LOUISVILLE, Ky. (WDRB) – Chalk this one up to bad luck. And some bad football.
Of all the SEC teams to let Netflix peek behind the curtain for its new docuseries SEC Football: Any Given Saturday, only one got caught with its pants down.
Credit Kentucky for saying yes. Texas, Georgia, Alabama and others said no. Kentucky said yes … in a year it stumbled to a 4-8 finish and a 1-7 SEC mark — the Wildcats’ worst season since 2013, Mark Stoops’ first on the job.
And so, when the documentary rolls, Kentucky doesn’t get a feel-good arc. No comeback story. No gritty underdog rise. Just highlight-reel lowlights — only they belong to the other teams.
Kentucky becomes the foil. The get-right opponent. The team everyone else uses to turn their season around.
SOUTH CAROLINA: Beats Kentucky by 25, sparks a nine-win season and launches Shane Beamer from hot seat to hot coach. “Put the whole SEC on notice,” he shouts before the game. They do.
FLORIDA: Coach Billy Napier escapes the chopping block with a 48-20 romp in The Swamp. A scene of nearly 90,000 fans singing Tom Petty’s “I Won’t Back Down” between quarters? As SEC as it gets.
“As dead man walking as there is in the coaching business right now,” Paul Finebaum says of Napier before kickoff.
“One of the biggest sticking points people have with Billy Napier — he cannot beat Kentucky,” adds podcaster and writer Mike Bratton.

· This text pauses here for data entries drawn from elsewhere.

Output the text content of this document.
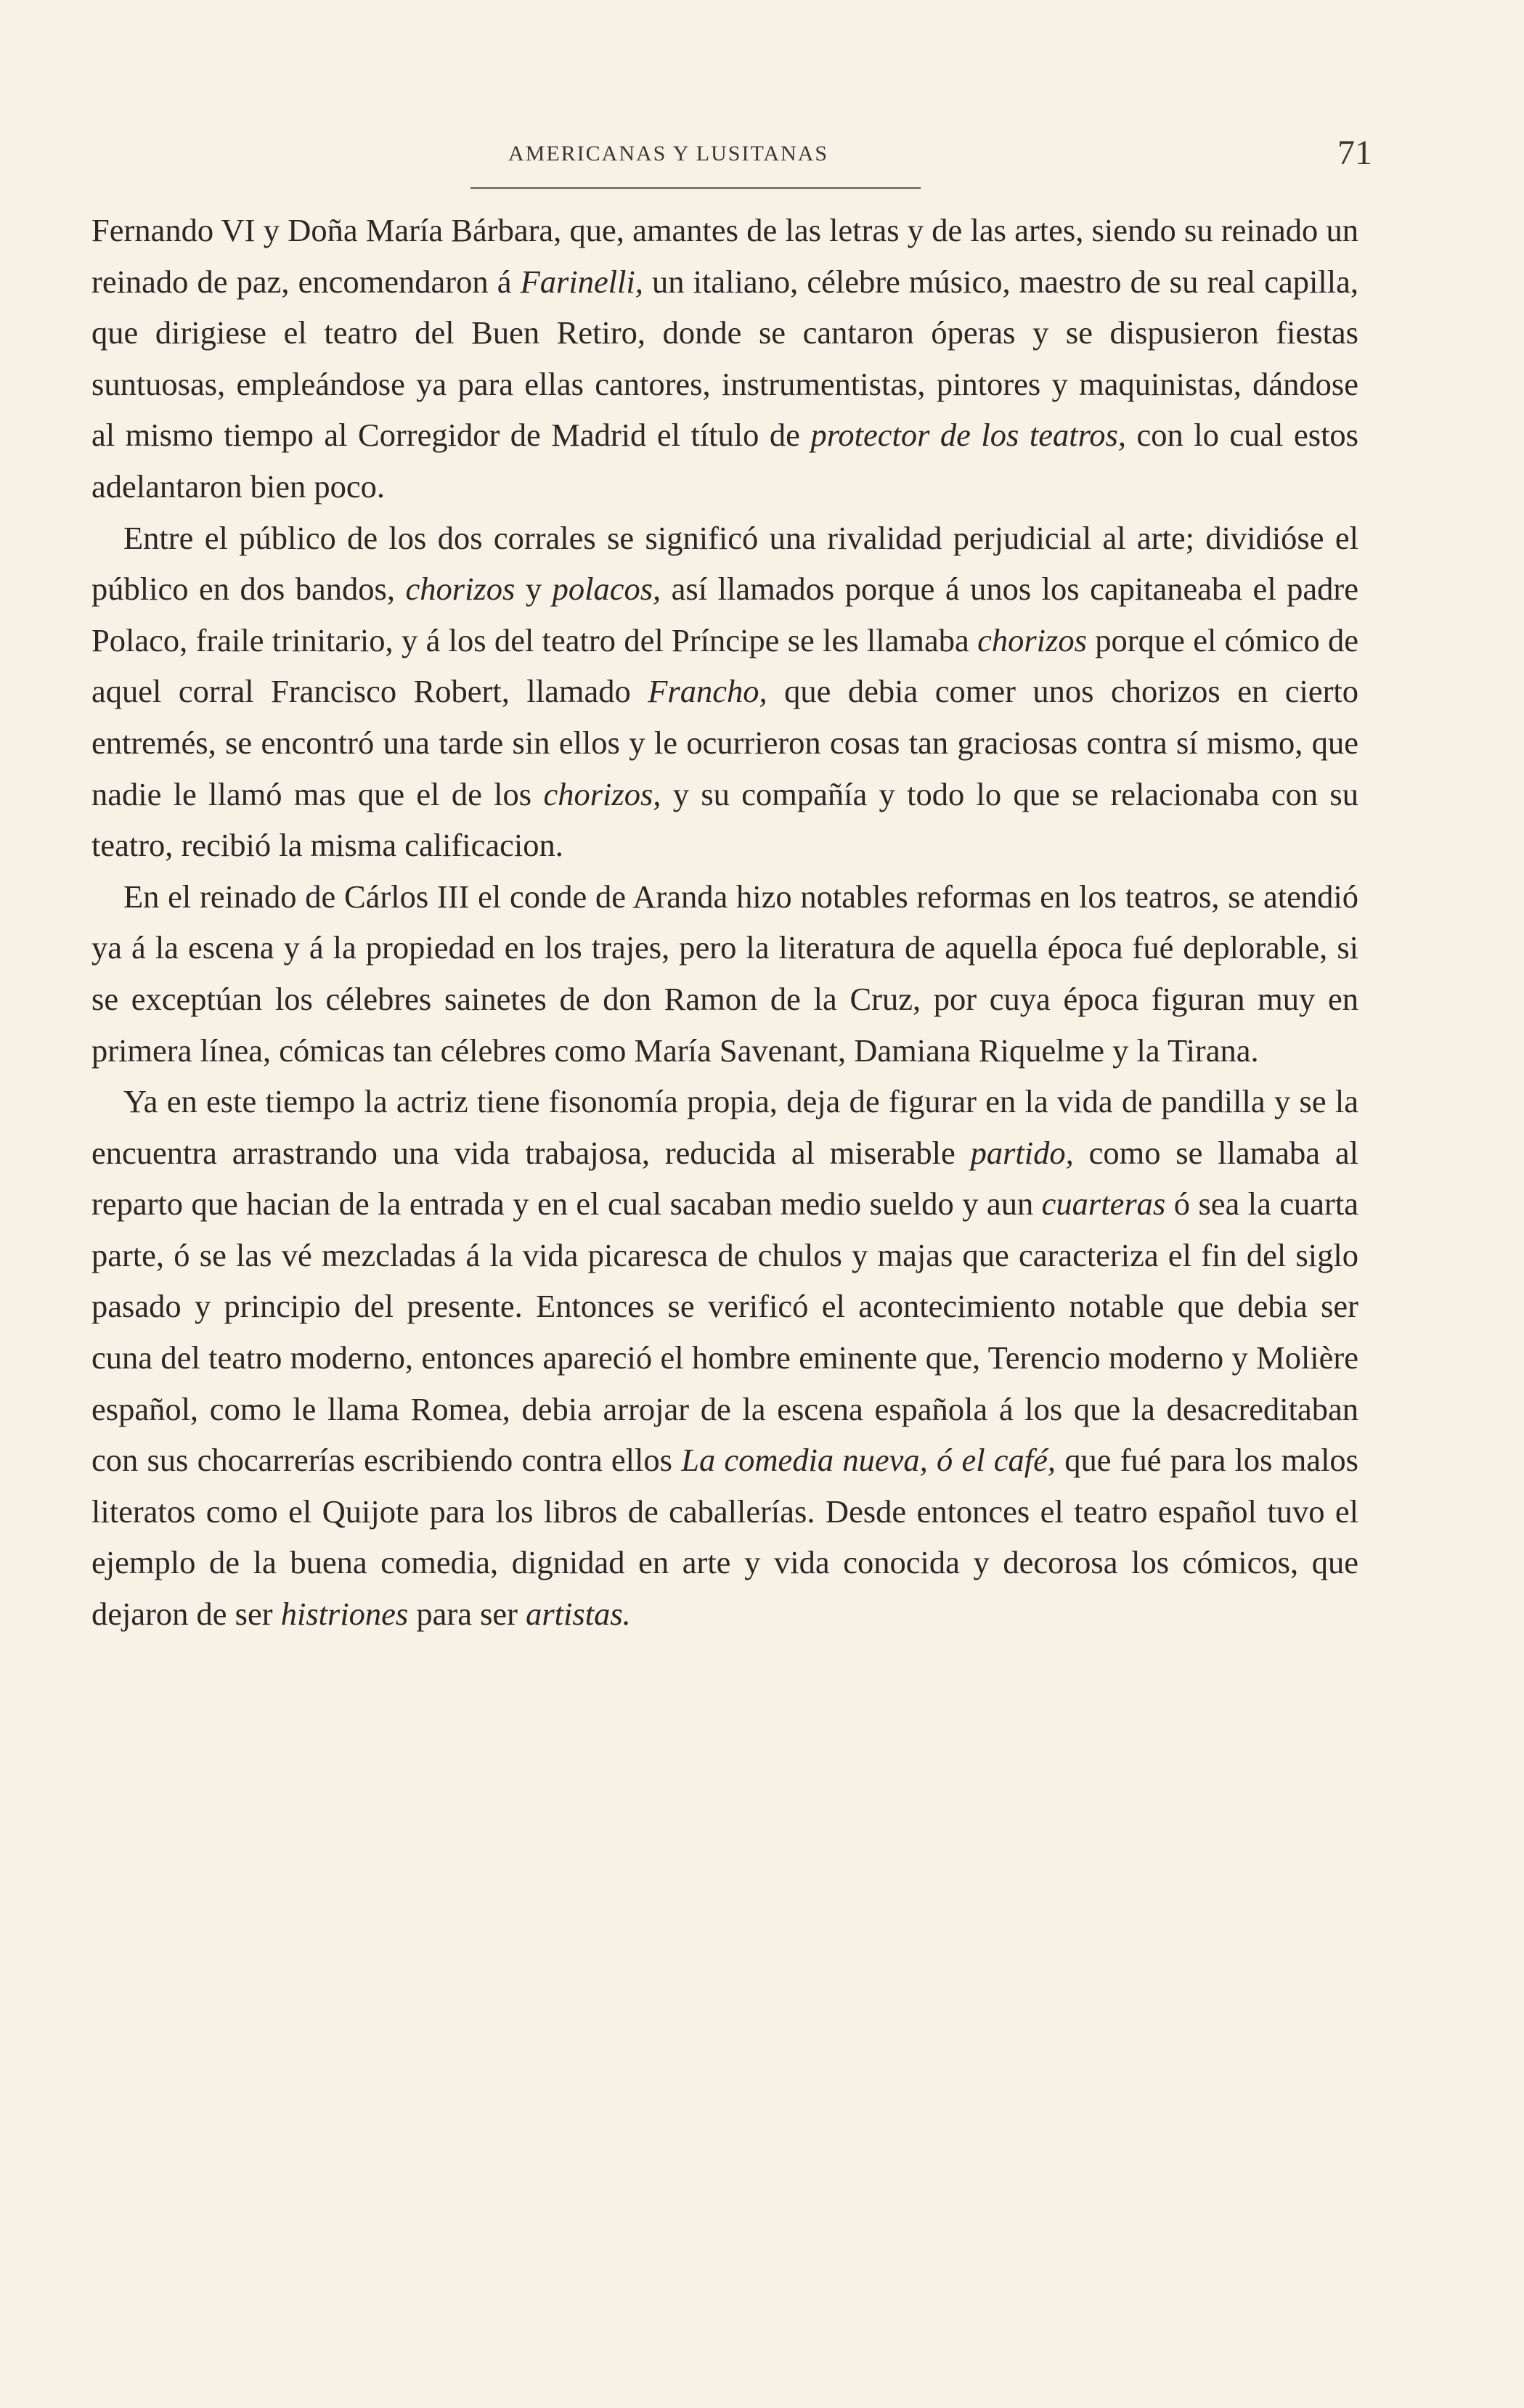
AMERICANAS Y LUSITANAS	71

Fernando VI y Doña María Bárbara, que, amantes de las letras y de las artes, siendo su reinado un reinado de paz, encomendaron á Farinelli, un italiano, célebre músico, maestro de su real capilla, que dirigiese el teatro del Buen Retiro, donde se cantaron óperas y se dispusieron fiestas suntuosas, empleándose ya para ellas cantores, instrumentistas, pintores y maquinistas, dándose al mismo tiempo al Corregidor de Madrid el título de protector de los teatros, con lo cual estos adelantaron bien poco.

Entre el público de los dos corrales se significó una rivalidad perjudicial al arte; dividióse el público en dos bandos, chorizos y polacos, así llamados porque á unos los capitaneaba el padre Polaco, fraile trinitario, y á los del teatro del Príncipe se les llamaba chorizos porque el cómico de aquel corral Francisco Robert, llamado Francho, que debia comer unos chorizos en cierto entremés, se encontró una tarde sin ellos y le ocurrieron cosas tan graciosas contra sí mismo, que nadie le llamó mas que el de los chorizos, y su compañía y todo lo que se relacionaba con su teatro, recibió la misma calificacion.

En el reinado de Cárlos III el conde de Aranda hizo notables reformas en los teatros, se atendió ya á la escena y á la propiedad en los trajes, pero la literatura de aquella época fué deplorable, si se exceptúan los célebres sainetes de don Ramon de la Cruz, por cuya época figuran muy en primera línea, cómicas tan célebres como María Savenant, Damiana Riquelme y la Tirana.

Ya en este tiempo la actriz tiene fisonomía propia, deja de figurar en la vida de pandilla y se la encuentra arrastrando una vida trabajosa, reducida al miserable partido, como se llamaba al reparto que hacian de la entrada y en el cual sacaban medio sueldo y aun cuarteras ó sea la cuarta parte, ó se las vé mezcladas á la vida picaresca de chulos y majas que caracteriza el fin del siglo pasado y principio del presente. Entonces se verificó el acontecimiento notable que debia ser cuna del teatro moderno, entonces apareció el hombre eminente que, Terencio moderno y Molière español, como le llama Romea, debia arrojar de la escena española á los que la desacreditaban con sus chocarrerías escribiendo contra ellos La comedia nueva, ó el café, que fué para los malos literatos como el Quijote para los libros de caballerías. Desde entonces el teatro español tuvo el ejemplo de la buena comedia, dignidad en arte y vida conocida y decorosa los cómicos, que dejaron de ser histriones para ser artistas.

That changed. Dramatically.
VANDERBILT: Quarterback Diego Pavia follows a stunning upset of Alabama with a 20-13 victory in Lexington and uses the moment to continue is climb to SEC stardom.

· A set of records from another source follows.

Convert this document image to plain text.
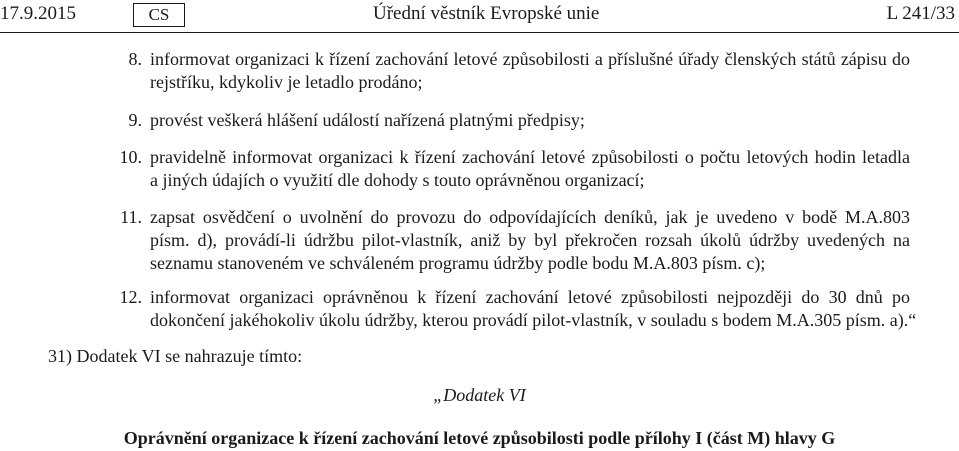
17.9.2015	CS	Úřední věstník Evropské unie	L 241/33
8. informovat organizaci k řízení zachování letové způsobilosti a příslušné úřady členských států zápisu do
rejstříku, kdykoliv je letadlo prodáno;
9. provést veškerá hlášení událostí nařízená platnými předpisy;
10. pravidelně informovat organizaci k řízení zachování letové způsobilosti o počtu letových hodin letadla
a jiných údajích o využití dle dohody s touto oprávněnou organizací;
11. zapsat osvědčení o uvolnění do provozu do odpovídajících deníků, jak je uvedeno v bodě M.A.803
písm. d), provádí-li údržbu pilot-vlastník, aniž by byl překročen rozsah úkolů údržby uvedených na
seznamu stanoveném ve schváleném programu údržby podle bodu M.A.803 písm. c);
12. informovat organizaci oprávněnou k řízení zachování letové způsobilosti nejpozději do 30 dnů po
dokončení jakéhokoliv úkolu údržby, kterou provádí pilot-vlastník, v souladu s bodem M.A.305 písm. a).“
31) Dodatek VI se nahrazuje tímto:
„Dodatek VI
Oprávnění organizace k řízení zachování letové způsobilosti podle přílohy I (část M) hlavy G
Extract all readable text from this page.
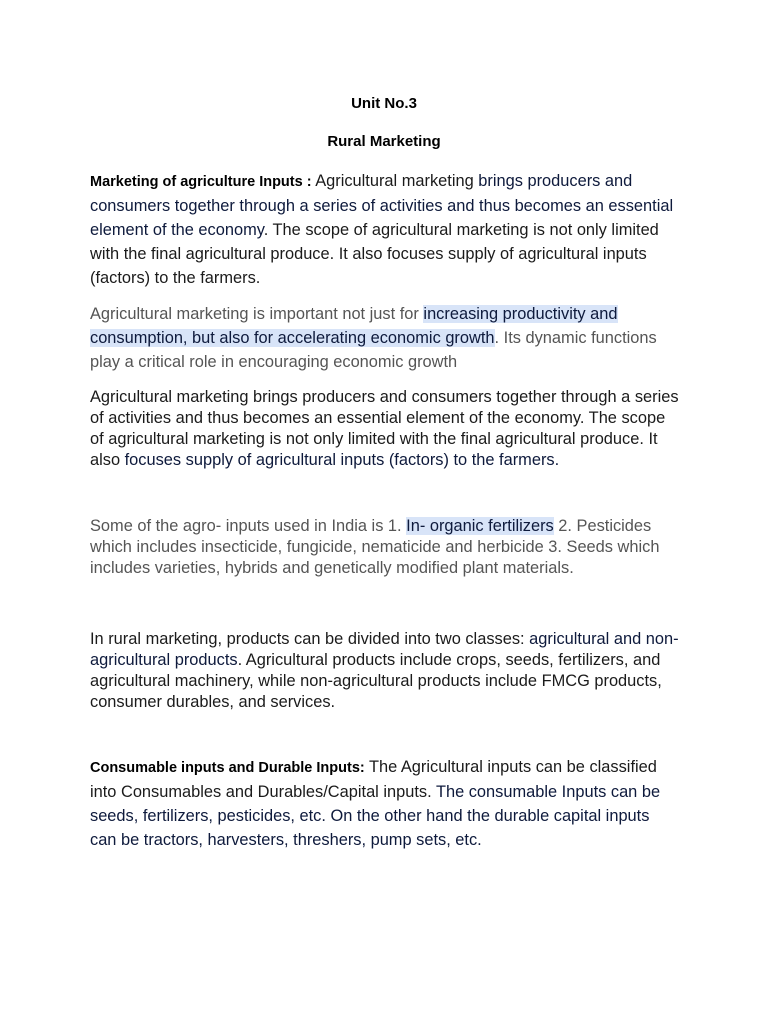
Unit No.3
Rural Marketing

Marketing of agriculture Inputs : Agricultural marketing brings producers and consumers together through a series of activities and thus becomes an essential element of the economy. The scope of agricultural marketing is not only limited with the final agricultural produce. It also focuses supply of agricultural inputs (factors) to the farmers.

Agricultural marketing is important not just for increasing productivity and consumption, but also for accelerating economic growth. Its dynamic functions play a critical role in encouraging economic growth

Agricultural marketing brings producers and consumers together through a series of activities and thus becomes an essential element of the economy. The scope of agricultural marketing is not only limited with the final agricultural produce. It also focuses supply of agricultural inputs (factors) to the farmers.

Some of the agro- inputs used in India is 1. In- organic fertilizers 2. Pesticides which includes insecticide, fungicide, nematicide and herbicide 3. Seeds which includes varieties, hybrids and genetically modified plant materials.

In rural marketing, products can be divided into two classes: agricultural and non-agricultural products. Agricultural products include crops, seeds, fertilizers, and agricultural machinery, while non-agricultural products include FMCG products, consumer durables, and services.

Consumable inputs and Durable Inputs: The Agricultural inputs can be classified into Consumables and Durables/Capital inputs. The consumable Inputs can be seeds, fertilizers, pesticides, etc. On the other hand the durable capital inputs can be tractors, harvesters, threshers, pump sets, etc.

LOUISVILLE: Caps it all with a 41-14 rivalry beatdown in Kroger Field. By game’s end, analyst Aaron Murray’s voice narrates the wreckage:
“Hard to watch a Kentucky team get physically whooped.”
It’s the kind of storyline that would make even Netflix’s algorithm cringe “Viewers who watched Kentucky get stomped also enjoyed … more Kentucky getting stomped.”
But it’s not all wreckage.
Inside the mess are human moments — future pros like Maxwell Hairston and Deone Walker playing hard when nothing’s left to play for. They talk about pride. About family. About dreams.
There’s value in that. Maybe more than in the wins and losses. But on the whole, Kentucky's airtime was limited. Maybe that was a good thing, considering.
It’s raw. It’s real. And yeah, it’s hard to watch — especially if you’re Big Blue.
The series itself? Worth it, especially for SEC fans. But next time, the league should mandate full participation. Let Netflix follow everyone. Let the cameras capture all sides. And, in the future, maybe other conferences. It’s part of growing the game.
Even when the story isn’t the one you wanted.
Quick Sips
Teddy Bridgewater is back — walking away from the strange Miami Northwestern coaching controversy to return to the NFL as a backup with the Tampa Bay Buccaneers.
Louisville City FC hosts co-league leader Charleston on Saturday night for its annual Fill the Fam game. Last year’s crowd topped 13,000. Expect another big one. [More info here.]
The Last Drop
“The inches we need are everywhere around us. They're in every break of the game, every minute, every second… Because we know when we add up all those inches, that’s gonna make the (bleeping) difference between winning and losing.”
— Al Pacino, from the 199 film Any Given Sunday (Because, why not?)